Performance Analysis of OFDM Systems with Selected Mapping in the Presence of Nonlinearity

In the presence of nonlinearity, we analyze the impact of the selected mapping (SLM) technique on bit-error-rate (BER) performance of orthogonal frequency division multiplexing (OFDM) systems in an additive white Gaussian noise channel. The peak-to-average-ratio (PAR) reduction gain of SLM can be increased by improving the PAR statistics at the cost of complexity in the OFDM transmitter, thereby helping to decrease the required power amplifier (PA) output backoff (OBO). However, since the PAR statistics focus only on the statistical distribution of the highest peak in an OFDM symbol, the statistics cannot be used to quantify BER performance degradation in the presence of nonlinearity such as that caused by a PA or digital-to-analog converter (DAC).
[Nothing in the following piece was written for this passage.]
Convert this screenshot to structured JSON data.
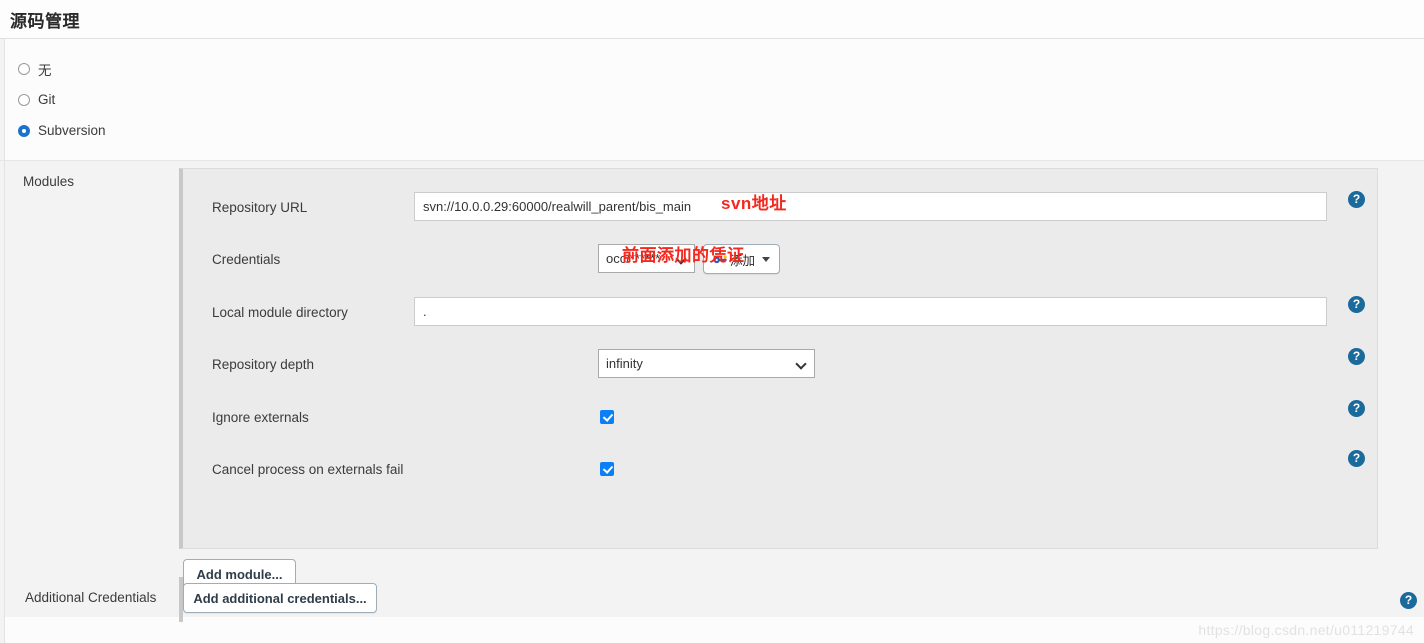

We first derive a closed-form expression for the envelope power distribution in an OFDM system with SLM. Then, using this derived envelope power distribution, we investigate the BER performance and the total degradation (TD) of OFDM systems with SLM under the existence of nonlinearity. We discuss peak backoff (PBO) and the clipping ratio, which determine the operating point of the PA and dynamic range of the DAC, respectively. Lastly, we consider the total degradation (TD), which indicates the tradeoff between the OBO and the E_b/N_o penalty due to nonlinearity, and numerically compute the PBO and clipping ratio that minimize the TD. The TD-minimizing PBO and clipping ratio are given as functions of the number of candidate signals in SLM.